The Justice Department’s antitrust division filed a lawsuit on Nov. 20 to block AT&T’s $85 billion purchase of Time Warner. The federal lawyers argue that the vertical integration of one of the nation’s largest telecommunications firms with one of the nation’s largest media firms would limit competition and “greatly harm American consumers.”
Presumably with no thought of that legal struggle, AT&T CEO Randall Stephenson praised the president for making the $200 million in bonuses for his company’s employees possible. “Congress, working closely with the President, took a monumental step to bring taxes paid by U.S. businesses in line with the rest of the industrialized world,” Stephenson said in a statement.
President Donald Trump, in turn, praised AT&T. At a Rose Garden celebration after Congress finally passed the bill that will lower the corporate tax rate from 35 percent to 21 percent, Trump pointed to AT&T’s just-announced bonuses and said, “That’s because of what we did. So that’s pretty good. That’s pretty good.”
Trump’s previous statements about AT&T haven’t sounded nearly as friendly, specifically his comments opposing the attempted purchase of Time Warner.
“I’ve always felt that that was a deal that’s not good for the country. I think your pricing is going to go up,” the president said after the Justice Department filed suit against the merger. He added, “But I’m not going to get involved. It’s litigation.”
The $200 million cost of providing $1,000 bonuses to so many AT&T employees is actually a drop in the bucket for a company that saw pre-tax operating income of $6.4 billion in just the third quarter of 2017. The money will surely be welcomed by workers, though they might not see much of it initially. Taxes on employee bonuses are often withheld at a 25 percent rate, which is higher than for most ordinary income. Depending on what tax bracket an employee falls into, they might get some of that extra money back after they file their taxes. Additionally, AT&T had already agreed in a union negotiation to provide $1,000 lump sum payments to 20,000 workers if they approve a new contract by Jan. 12.

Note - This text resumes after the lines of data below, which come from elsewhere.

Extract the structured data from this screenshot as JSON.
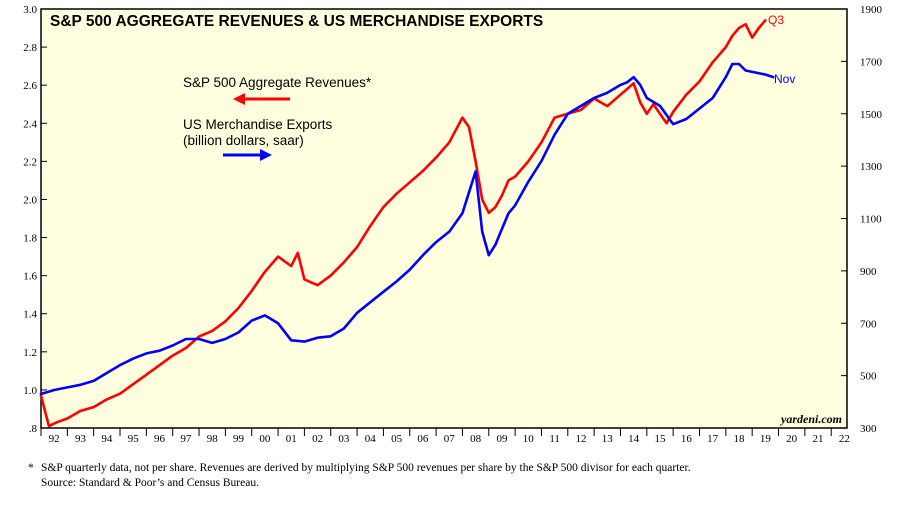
{
  "chart_data": {
    "type": "line",
    "title": "S&P 500 AGGREGATE REVENUES & US MERCHANDISE EXPORTS",
    "watermark": "yardeni.com",
    "x_tick_labels": [
      "92",
      "93",
      "94",
      "95",
      "96",
      "97",
      "98",
      "99",
      "00",
      "01",
      "02",
      "03",
      "04",
      "05",
      "06",
      "07",
      "08",
      "09",
      "10",
      "11",
      "12",
      "13",
      "14",
      "15",
      "16",
      "17",
      "18",
      "19",
      "20",
      "21",
      "22"
    ],
    "xlim": [
      1992.0,
      2022.6
    ],
    "left_axis": {
      "ylim": [
        0.8,
        3.0
      ],
      "ticks": [
        0.8,
        1.0,
        1.2,
        1.4,
        1.6,
        1.8,
        2.0,
        2.2,
        2.4,
        2.6,
        2.8,
        3.0
      ],
      "tick_labels": [
        ".8",
        "1.0",
        "1.2",
        "1.4",
        "1.6",
        "1.8",
        "2.0",
        "2.2",
        "2.4",
        "2.6",
        "2.8",
        "3.0"
      ]
    },
    "right_axis": {
      "ylim": [
        300,
        1900
      ],
      "ticks": [
        300,
        500,
        700,
        900,
        1100,
        1300,
        1500,
        1700,
        1900
      ],
      "tick_labels": [
        "300",
        "500",
        "700",
        "900",
        "1100",
        "1300",
        "1500",
        "1700",
        "1900"
      ]
    },
    "grid": false,
    "series": [
      {
        "name": "S&P 500 Aggregate Revenues*",
        "axis": "left",
        "color": "#ff0000",
        "end_label": "Q3",
        "legend_note": "",
        "x": [
          1992.0,
          1992.3,
          1992.6,
          1993.0,
          1993.5,
          1994.0,
          1994.5,
          1995.0,
          1995.5,
          1996.0,
          1996.5,
          1997.0,
          1997.5,
          1998.0,
          1998.5,
          1999.0,
          1999.5,
          2000.0,
          2000.5,
          2001.0,
          2001.5,
          2001.75,
          2002.0,
          2002.5,
          2003.0,
          2003.5,
          2004.0,
          2004.5,
          2005.0,
          2005.5,
          2006.0,
          2006.5,
          2007.0,
          2007.5,
          2008.0,
          2008.25,
          2008.5,
          2008.75,
          2009.0,
          2009.25,
          2009.5,
          2009.75,
          2010.0,
          2010.5,
          2011.0,
          2011.5,
          2012.0,
          2012.5,
          2013.0,
          2013.5,
          2014.0,
          2014.25,
          2014.5,
          2014.75,
          2015.0,
          2015.25,
          2015.5,
          2015.75,
          2016.0,
          2016.5,
          2017.0,
          2017.5,
          2018.0,
          2018.25,
          2018.5,
          2018.75,
          2019.0,
          2019.25,
          2019.5
        ],
        "values": [
          0.97,
          0.81,
          0.83,
          0.85,
          0.89,
          0.91,
          0.95,
          0.98,
          1.03,
          1.08,
          1.13,
          1.18,
          1.22,
          1.28,
          1.31,
          1.36,
          1.43,
          1.52,
          1.62,
          1.7,
          1.65,
          1.72,
          1.58,
          1.55,
          1.6,
          1.67,
          1.75,
          1.86,
          1.96,
          2.03,
          2.09,
          2.15,
          2.22,
          2.3,
          2.43,
          2.38,
          2.2,
          2.0,
          1.93,
          1.96,
          2.02,
          2.1,
          2.12,
          2.2,
          2.3,
          2.43,
          2.45,
          2.47,
          2.53,
          2.49,
          2.55,
          2.58,
          2.61,
          2.51,
          2.45,
          2.5,
          2.45,
          2.4,
          2.46,
          2.55,
          2.62,
          2.72,
          2.8,
          2.86,
          2.9,
          2.92,
          2.85,
          2.9,
          2.94
        ]
      },
      {
        "name": "US Merchandise Exports",
        "name_line2": "(billion dollars, saar)",
        "axis": "right",
        "color": "#0000ff",
        "end_label": "Nov",
        "x": [
          1992.0,
          1992.5,
          1993.0,
          1993.5,
          1994.0,
          1994.5,
          1995.0,
          1995.5,
          1996.0,
          1996.5,
          1997.0,
          1997.5,
          1998.0,
          1998.5,
          1999.0,
          1999.5,
          2000.0,
          2000.5,
          2001.0,
          2001.5,
          2002.0,
          2002.5,
          2003.0,
          2003.5,
          2004.0,
          2004.5,
          2005.0,
          2005.5,
          2006.0,
          2006.5,
          2007.0,
          2007.5,
          2008.0,
          2008.25,
          2008.5,
          2008.75,
          2009.0,
          2009.25,
          2009.5,
          2009.75,
          2010.0,
          2010.5,
          2011.0,
          2011.5,
          2012.0,
          2012.5,
          2013.0,
          2013.5,
          2014.0,
          2014.25,
          2014.5,
          2014.75,
          2015.0,
          2015.5,
          2016.0,
          2016.5,
          2017.0,
          2017.5,
          2018.0,
          2018.25,
          2018.5,
          2018.75,
          2019.0,
          2019.5,
          2019.8
        ],
        "values": [
          430,
          445,
          455,
          465,
          480,
          510,
          540,
          565,
          585,
          595,
          615,
          640,
          640,
          625,
          640,
          665,
          710,
          730,
          700,
          635,
          630,
          645,
          650,
          680,
          740,
          780,
          820,
          860,
          905,
          960,
          1010,
          1050,
          1120,
          1200,
          1280,
          1050,
          960,
          1000,
          1060,
          1120,
          1150,
          1240,
          1320,
          1420,
          1500,
          1530,
          1560,
          1580,
          1610,
          1620,
          1640,
          1610,
          1560,
          1530,
          1460,
          1480,
          1520,
          1560,
          1640,
          1690,
          1690,
          1665,
          1660,
          1650,
          1640
        ]
      }
    ],
    "legend": {
      "revenues_line1": "S&P 500 Aggregate Revenues*",
      "exports_line1": "US Merchandise Exports",
      "exports_line2": "(billion dollars, saar)"
    }
  },
  "footnotes": {
    "star": "*",
    "line1": "S&P quarterly data, not per share. Revenues are derived by multiplying S&P 500 revenues per share by the S&P 500 divisor for each quarter.",
    "line2": "Source: Standard & Poor’s and Census Bureau."
  }
}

AT&T, which did not immediately respond to a request for comment, was a major lobbying force in support of the tax legislation. It joined more than 30 other corporations ― including Aetna, Altria, Boeing, Ford, General Dynamics, Reynolds American and Verizon (which owns HuffPost) ― in the RATE Coalition, an astroturf lobbying group that has pushed for a corporate tax cut for years. It ran television ads in 2016 and purchased social media ads promoting the bill in recent weeks.
CORRECTION: A previous version of this story indicated employee bonuses are taxed at a 25 percent rate. While many companies withhold taxes on bonuses at a 25 percent rate, the supplemental income is included with regular earnings and taxed at the same rate when employees file their taxes.